Dies geht über den Bewerber, den Aufsichtsrat, Gesellschafter (nicht immer Teil des Aufsichtsrates), eine beauftragte Executive Search Firma, weitere externe Dienstleister (Rechtsanwälte, Psychologen, Assessment Center, Referenzeinholer u.a.), die Personalabteilung des Unternehmens selbst, benannte und verdeckte Referenzgeber, usw. Sollten sich einige der Parteien außerhalb des EU-Raumes befinden, sind hier weitere Prüfungen zur Konformität vorzunehmen. Dies kann auch bereits eintreten, wenn sich Tochterfirmen außerhalb der EU befinden und personenbezogene Daten dahin übermittelt werden.

Um bereits das Offensichtliche vorwegzunehmen; Bewerberunterlagen auf privaten eMail-Konten von Aufsichtsräten oder weitergeleitet an Gesellschafter (die nicht formal Teil des Bewerbungsprozesses sind) sind bereits die ersten Stolpersteine im Prozess. Das Einholen von Referenzen erhöht nochmals deutlich die Herausforderungen im Datenschutz.

Mitteilung von Zweck und Rechtsgrundlage der Datenverarbeitung

Bei Daten von Bewerbern ist grundsätzlich die Generalklausel von Art. 6 Abs. 1 S. 1 lit. f) DSGVO zu beachten, wonach die Verarbeitung von Daten dann zulässig ist, wenn sie zur Wahrung der berechtigten Interessen des Verantwortlichen oder eines Dritten erforderlich ist und sofern nicht die Interessen oder Grundrechte und Grundfreiheiten der betroffenen Person, die den Schutz personenbezogener Daten erfordern, überwiegen. Zusätzlich kann § 26 Abs. 1 S. 1 Bundesdatenschutzgesetz (BDSG) als Leitfaden genutzt werden. Obwohl Organe im arbeitsrechtlichen Sinne keine ‚Beschäftigten‘ sind, haben Gerichte bereits in der Vergangenheit Tendenzen erkennen lassen, bei nicht-arbeitsrechtlichen Sachverhalten die Definition eines ‚Beschäftigten‘ weiter zu ziehen, gerade auch vor dem Hintergrund der Rechtsprechung des EuGH zu Fremdgeschäftsführern bei der GmbH.

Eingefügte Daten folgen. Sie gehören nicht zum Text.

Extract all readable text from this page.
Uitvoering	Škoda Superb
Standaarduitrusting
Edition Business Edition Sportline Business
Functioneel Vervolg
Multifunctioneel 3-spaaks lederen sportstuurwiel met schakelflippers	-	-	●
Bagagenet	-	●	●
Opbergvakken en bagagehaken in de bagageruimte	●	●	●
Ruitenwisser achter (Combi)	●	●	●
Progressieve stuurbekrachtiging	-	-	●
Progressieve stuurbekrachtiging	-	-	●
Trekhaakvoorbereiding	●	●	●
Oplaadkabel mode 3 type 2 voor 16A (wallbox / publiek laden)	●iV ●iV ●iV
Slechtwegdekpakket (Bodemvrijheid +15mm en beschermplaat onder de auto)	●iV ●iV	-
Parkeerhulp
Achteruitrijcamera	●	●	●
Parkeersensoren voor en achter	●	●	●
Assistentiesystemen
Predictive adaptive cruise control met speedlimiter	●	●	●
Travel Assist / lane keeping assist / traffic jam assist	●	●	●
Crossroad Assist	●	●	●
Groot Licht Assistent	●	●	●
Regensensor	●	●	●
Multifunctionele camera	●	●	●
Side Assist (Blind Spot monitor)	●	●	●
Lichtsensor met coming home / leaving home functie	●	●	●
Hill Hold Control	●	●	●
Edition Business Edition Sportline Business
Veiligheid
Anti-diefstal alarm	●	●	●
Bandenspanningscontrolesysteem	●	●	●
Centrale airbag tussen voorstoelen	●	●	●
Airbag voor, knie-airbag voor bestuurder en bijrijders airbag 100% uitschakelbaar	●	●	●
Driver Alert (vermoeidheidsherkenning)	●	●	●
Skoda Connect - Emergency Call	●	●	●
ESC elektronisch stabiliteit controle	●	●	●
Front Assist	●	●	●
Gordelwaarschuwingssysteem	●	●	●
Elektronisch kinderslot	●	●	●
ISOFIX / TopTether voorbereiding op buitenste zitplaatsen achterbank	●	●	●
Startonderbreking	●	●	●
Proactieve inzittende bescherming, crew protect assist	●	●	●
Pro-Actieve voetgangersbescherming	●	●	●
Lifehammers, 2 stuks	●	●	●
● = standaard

Im Bewerbungsprozess sind Bewerber bei Erhebung der Daten über Zweck, Umfang und Rechtsgrundlage zu informieren. Dies ist in einer Datenschutzerklärung gemäß Art. 13 DSGVO mitzuteilen. Inhalt der Informationspflicht ist unter anderem:

–        Kontaktdaten des potenziellen Arbeitgebers und des Datenschutzbeauftragten (sofern ein solcher bestellt werden muss, oder freiwillig bestellt ist)

–        Rechtsgrundlage und Zweck der Verarbeitung (dies ist in der Regel §26 Abs. 1 S. 1 BDSG)

–        Speicherungsdauer der Bewerbungsunterlagen bzw. die Kriterien für die Aufbewahrungsdauer

–        Mögliche Empfänger der Bewerbung (zum Beispiel andere Niederlassungen oder Tochterfirmen innerhalb der Unternehmensgruppe)

–        Mögliche Drittstaatentransfers (zum Beispiel in die USA) und die hierfür verwendeten Datenschutz-Garantien (zum Beispiel sog. EU-Standardvertragsklauseln oder die Einwilligung des Bewerbers)

–        Beschwerderecht des Betroffenen bei der zuständigen Aufsichtsbehörde

–        Hinweis auf das Widerrufsrecht bei Einwilligung des Betroffenen

–        Belehrung über die Rechte des Betroffenen (zum Beispiel Auskunftsrecht, Art. 15 DSGVO, Recht auf Datenberichtigung, Art. 16 DSGVO, Recht auf Löschung, Art. 17 DSGVO Recht auf Einschränkung der Verarbeitung, Art. 18 DSGVO, Widerspruchsrecht, Art. 21 DSGVO, Recht auf Datenübertragbarkeit, Art. 20 DSGVO).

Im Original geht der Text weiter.